Sunday, December 2, 2012

Discussing Titles

I have been asked who I am. No one is bold enough to walk up to me directly and say “Hey, who are you?” but the idea is that in the end people want to feel they understand you. They want to define you. I have been asked this question in regards to who I am as a writer and I have mulled over the question enough times to have a ready answer. I am a fantasy writer who likes a bit of science fiction, looking to shock and awe my audience and be the next big thing in the literary world. It sounds good as if I am sure of where I stand and that I am going places. By doing this I am making it easier for myself to be set up in a pretty little box somewhere with this specific label so that when someone is looking for something in that category they will know to dust off that box open it and just happen to stumble over me.

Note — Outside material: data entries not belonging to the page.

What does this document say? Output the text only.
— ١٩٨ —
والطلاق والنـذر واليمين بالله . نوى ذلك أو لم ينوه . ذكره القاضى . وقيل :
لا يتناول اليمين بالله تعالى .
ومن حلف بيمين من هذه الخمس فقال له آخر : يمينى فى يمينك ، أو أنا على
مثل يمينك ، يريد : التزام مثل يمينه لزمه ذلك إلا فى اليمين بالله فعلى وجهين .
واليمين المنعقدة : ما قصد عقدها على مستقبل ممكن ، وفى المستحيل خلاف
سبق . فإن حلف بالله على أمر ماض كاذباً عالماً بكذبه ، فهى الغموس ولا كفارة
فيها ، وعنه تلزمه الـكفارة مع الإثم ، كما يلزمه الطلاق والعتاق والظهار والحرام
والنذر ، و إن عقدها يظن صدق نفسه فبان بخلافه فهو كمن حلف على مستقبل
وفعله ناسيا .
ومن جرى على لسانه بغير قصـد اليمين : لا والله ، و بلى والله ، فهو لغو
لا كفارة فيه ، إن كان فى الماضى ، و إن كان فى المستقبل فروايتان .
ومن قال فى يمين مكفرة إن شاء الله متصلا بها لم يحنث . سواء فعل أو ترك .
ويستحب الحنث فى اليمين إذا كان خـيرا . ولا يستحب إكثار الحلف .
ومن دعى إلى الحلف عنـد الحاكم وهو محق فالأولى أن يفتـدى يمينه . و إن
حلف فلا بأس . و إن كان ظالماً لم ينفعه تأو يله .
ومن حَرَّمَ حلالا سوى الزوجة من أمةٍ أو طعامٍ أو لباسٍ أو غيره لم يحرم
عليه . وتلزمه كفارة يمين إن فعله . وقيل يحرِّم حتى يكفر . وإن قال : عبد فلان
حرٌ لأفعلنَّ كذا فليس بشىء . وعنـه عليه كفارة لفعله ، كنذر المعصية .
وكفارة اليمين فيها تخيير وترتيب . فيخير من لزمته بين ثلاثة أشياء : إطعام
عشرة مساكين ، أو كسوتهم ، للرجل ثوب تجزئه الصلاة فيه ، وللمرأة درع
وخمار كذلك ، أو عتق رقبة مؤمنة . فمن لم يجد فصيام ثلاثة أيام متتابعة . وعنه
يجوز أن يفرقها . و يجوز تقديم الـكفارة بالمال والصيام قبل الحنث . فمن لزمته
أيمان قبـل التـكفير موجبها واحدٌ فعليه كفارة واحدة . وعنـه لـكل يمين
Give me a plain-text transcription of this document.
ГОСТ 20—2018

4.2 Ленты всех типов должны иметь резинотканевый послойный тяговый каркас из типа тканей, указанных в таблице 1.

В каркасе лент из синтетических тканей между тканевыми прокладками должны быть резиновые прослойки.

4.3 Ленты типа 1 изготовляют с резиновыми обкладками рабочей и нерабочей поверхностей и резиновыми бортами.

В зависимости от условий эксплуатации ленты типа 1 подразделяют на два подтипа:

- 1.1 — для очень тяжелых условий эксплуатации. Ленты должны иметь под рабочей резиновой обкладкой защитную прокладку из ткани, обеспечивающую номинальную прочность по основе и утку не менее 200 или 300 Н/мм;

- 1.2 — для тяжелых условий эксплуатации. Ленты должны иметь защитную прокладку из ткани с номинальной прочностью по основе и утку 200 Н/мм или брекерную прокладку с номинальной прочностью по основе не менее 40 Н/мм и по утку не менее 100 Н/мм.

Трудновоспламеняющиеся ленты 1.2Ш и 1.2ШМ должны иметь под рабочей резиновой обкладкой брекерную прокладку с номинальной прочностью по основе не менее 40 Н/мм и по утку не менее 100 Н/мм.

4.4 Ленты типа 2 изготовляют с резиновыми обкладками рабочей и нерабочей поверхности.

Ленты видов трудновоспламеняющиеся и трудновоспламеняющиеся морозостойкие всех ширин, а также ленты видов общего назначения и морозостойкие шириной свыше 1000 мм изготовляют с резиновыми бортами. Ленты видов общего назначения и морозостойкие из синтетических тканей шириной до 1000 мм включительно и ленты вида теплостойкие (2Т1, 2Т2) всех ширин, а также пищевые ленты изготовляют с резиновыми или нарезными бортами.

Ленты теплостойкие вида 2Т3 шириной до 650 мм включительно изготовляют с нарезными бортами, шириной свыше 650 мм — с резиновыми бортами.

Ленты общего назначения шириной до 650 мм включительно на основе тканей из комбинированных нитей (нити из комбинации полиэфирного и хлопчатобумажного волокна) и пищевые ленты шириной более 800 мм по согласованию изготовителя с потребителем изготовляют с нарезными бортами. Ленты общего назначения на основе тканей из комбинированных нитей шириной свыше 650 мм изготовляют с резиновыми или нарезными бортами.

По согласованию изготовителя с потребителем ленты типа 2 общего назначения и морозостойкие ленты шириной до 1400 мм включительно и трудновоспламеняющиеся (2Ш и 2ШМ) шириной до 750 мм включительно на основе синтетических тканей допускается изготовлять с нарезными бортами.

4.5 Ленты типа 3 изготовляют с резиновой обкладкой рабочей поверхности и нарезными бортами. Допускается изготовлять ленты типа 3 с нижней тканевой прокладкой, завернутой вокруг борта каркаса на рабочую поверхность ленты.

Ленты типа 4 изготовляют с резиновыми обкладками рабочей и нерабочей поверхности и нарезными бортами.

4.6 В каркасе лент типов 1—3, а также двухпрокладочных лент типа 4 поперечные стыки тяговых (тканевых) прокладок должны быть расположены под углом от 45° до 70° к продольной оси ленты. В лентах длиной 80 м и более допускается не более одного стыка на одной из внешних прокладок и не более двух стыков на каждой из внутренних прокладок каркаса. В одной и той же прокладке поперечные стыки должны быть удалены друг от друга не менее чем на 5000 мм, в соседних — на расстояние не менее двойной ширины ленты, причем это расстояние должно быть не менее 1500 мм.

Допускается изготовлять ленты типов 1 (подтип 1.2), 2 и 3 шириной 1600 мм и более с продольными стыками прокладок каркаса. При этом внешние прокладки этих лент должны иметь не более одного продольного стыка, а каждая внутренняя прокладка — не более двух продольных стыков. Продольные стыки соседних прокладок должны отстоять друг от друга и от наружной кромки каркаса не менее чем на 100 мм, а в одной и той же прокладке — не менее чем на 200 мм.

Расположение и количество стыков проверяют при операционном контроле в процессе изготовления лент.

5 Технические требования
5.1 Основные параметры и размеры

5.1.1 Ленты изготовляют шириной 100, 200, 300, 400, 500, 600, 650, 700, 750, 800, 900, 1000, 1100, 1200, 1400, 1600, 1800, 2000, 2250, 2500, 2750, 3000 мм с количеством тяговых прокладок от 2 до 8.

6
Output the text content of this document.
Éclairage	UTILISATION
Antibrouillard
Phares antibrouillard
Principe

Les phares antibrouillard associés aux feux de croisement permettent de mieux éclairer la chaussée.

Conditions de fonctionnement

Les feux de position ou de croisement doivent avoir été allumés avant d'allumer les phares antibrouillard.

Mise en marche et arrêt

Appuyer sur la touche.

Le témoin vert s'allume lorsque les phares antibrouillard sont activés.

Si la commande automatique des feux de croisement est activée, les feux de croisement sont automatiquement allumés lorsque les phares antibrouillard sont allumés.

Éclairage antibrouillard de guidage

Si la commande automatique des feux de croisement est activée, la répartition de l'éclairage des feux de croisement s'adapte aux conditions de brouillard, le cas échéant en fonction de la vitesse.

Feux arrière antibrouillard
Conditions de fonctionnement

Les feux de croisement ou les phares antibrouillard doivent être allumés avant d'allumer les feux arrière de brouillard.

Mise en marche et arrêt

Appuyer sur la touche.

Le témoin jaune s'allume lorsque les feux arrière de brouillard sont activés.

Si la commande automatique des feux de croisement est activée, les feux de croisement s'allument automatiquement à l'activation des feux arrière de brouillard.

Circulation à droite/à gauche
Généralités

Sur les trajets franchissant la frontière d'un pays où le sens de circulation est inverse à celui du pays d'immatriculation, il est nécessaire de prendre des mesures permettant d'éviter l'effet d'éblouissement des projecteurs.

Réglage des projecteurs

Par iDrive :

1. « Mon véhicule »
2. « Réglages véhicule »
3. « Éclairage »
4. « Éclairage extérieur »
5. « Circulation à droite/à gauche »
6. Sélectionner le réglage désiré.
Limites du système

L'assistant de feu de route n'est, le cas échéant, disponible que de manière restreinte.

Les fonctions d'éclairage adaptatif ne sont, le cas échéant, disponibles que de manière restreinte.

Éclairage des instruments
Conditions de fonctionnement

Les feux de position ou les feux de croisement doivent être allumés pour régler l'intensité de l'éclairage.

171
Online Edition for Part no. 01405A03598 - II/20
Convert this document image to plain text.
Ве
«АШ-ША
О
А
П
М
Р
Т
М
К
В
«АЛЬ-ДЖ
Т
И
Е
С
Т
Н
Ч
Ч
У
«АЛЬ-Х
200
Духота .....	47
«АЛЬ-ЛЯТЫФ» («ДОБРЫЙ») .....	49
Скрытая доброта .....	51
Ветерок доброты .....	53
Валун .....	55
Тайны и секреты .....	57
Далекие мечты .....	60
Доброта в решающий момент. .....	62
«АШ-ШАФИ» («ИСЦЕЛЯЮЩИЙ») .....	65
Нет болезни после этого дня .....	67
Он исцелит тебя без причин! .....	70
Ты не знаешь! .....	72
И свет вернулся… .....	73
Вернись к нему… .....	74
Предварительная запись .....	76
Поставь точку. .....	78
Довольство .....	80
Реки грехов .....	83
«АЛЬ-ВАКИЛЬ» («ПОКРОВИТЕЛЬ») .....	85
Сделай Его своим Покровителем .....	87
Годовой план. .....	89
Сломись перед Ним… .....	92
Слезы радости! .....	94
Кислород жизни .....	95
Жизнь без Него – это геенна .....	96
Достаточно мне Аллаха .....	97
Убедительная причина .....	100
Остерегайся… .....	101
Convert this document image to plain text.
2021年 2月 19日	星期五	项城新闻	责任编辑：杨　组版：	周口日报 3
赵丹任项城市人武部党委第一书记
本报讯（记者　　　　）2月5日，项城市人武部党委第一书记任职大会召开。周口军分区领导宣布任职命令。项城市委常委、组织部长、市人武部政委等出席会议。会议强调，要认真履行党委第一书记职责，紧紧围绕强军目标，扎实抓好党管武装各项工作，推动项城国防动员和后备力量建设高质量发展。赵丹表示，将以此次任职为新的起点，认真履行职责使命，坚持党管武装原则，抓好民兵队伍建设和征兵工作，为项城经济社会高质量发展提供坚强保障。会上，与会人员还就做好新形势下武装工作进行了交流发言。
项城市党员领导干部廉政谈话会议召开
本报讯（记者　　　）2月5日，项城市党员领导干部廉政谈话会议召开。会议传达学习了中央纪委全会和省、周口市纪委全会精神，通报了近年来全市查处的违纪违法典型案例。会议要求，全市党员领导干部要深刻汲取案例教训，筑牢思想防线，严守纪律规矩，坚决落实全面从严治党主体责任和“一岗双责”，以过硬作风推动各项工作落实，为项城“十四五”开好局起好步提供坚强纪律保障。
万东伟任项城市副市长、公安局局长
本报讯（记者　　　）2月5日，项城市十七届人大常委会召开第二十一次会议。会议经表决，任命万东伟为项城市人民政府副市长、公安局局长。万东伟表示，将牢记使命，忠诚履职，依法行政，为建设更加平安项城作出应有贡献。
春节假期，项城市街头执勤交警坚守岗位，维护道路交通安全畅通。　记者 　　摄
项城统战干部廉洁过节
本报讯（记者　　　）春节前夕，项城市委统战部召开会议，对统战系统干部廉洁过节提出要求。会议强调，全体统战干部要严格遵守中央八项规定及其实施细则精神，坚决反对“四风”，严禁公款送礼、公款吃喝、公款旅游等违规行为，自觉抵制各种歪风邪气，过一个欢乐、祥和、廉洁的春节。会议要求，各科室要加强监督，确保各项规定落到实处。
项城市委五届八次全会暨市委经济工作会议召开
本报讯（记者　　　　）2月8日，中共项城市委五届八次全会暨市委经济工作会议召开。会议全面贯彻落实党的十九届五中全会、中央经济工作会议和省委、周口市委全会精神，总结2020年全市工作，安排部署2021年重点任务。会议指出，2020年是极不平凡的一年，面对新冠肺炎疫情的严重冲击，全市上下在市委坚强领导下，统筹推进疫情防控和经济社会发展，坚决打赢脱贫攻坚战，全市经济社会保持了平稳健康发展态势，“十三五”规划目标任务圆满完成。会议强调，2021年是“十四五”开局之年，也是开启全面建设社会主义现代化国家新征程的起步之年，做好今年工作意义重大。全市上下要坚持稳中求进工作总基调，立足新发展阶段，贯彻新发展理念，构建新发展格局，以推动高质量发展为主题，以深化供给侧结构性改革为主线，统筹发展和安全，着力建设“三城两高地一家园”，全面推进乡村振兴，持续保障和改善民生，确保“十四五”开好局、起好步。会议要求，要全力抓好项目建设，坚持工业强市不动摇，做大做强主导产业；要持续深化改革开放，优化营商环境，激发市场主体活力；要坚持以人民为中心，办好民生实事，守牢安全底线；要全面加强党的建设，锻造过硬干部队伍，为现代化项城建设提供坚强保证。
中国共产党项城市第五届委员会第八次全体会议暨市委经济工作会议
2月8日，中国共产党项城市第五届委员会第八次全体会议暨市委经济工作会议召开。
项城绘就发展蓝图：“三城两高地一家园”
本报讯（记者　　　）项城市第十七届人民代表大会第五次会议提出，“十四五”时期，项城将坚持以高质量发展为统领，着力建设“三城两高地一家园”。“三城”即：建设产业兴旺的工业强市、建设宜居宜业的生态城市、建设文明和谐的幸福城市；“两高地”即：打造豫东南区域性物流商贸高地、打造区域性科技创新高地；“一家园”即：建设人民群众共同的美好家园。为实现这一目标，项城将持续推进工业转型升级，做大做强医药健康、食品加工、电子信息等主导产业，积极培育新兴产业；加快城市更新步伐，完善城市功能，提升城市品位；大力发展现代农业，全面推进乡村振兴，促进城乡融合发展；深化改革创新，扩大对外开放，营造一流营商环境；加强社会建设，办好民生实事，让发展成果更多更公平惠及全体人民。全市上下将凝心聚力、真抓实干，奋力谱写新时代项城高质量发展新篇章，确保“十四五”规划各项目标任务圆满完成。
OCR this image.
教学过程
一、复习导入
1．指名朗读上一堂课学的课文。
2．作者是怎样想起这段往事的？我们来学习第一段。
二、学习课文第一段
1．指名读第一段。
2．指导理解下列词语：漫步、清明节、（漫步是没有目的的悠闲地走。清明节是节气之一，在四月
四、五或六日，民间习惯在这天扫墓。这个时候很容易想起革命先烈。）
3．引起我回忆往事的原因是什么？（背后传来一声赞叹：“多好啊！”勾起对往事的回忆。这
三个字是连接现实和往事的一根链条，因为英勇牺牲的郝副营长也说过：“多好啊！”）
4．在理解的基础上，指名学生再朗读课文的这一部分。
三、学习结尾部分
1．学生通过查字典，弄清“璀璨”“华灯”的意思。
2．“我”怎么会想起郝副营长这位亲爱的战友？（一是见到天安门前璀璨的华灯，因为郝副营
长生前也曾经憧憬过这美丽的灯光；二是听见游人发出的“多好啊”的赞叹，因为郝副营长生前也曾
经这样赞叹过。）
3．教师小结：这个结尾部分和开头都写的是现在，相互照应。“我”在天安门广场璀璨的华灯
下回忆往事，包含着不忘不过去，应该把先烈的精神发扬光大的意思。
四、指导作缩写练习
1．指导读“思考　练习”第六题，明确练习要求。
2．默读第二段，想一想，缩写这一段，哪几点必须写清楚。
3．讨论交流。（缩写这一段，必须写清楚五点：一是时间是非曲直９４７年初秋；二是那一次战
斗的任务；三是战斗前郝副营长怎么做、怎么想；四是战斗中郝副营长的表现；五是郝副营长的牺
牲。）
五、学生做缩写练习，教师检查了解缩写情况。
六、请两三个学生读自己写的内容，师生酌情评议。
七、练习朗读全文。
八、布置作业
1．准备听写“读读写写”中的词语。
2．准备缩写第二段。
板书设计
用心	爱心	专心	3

In truth I am not sure where I stand as far as my writing is concerned and frankly I could care less to know. I guess I am a bit claustrophobic when it comes to my writing but I don’t like being boxed in. Why am I to be told I can write this particular type of writing but not another kind. There is no reason why I shouldn’t be able to expand beyond what I know and write a story of such imaginative genius that someone would swear that I experienced what is happening in my writing. I want to achieve ability to not be judged on what I am writing but how it is written. Fantasies, thrillers, science-fiction, romance etc etc, these are all the genres accessible to me and I would love to write a little in each of them. Have them cross over into each other. Then go a step further. Not only limiting myself to books but what about movie scripts, plays, or song lyrics.
It could be the simple fact that I am just being overzealous and in the end planning to take on more than I can handle. When it comes to developing a certain skill the thought might be that you focus on that one thing. In time that one thing becomes your strong point like a basketball player who takes the same shot every day until he can make that same shot under any condition because he know what it takes him to make that shot. That could be it. Maybe I need to fine tune my skills in one area and on one genre until I have it perfected. What then? What happens when I no longer require any further expansion in that area? The result is that I find myself in that same box unable to go anywhere else with my writing. Even if I did attempt to venture out to something else it may not be embraced because I am known so well for one thing. Some may feel that because of this I am incapable of writing in any other area.
The result of this is that no one will consider me for anything more. I will be forever dubbed the fantasy writer if I focus too much in this area but, that is not my only interest. I have not solidified myself as a writer to a point that I can give a satisfactory response to this question of who am I. For now I am exploring different elements and different styles of writing in order to determine that. That is another reason for why this blog is my exploration of writing, my experiment.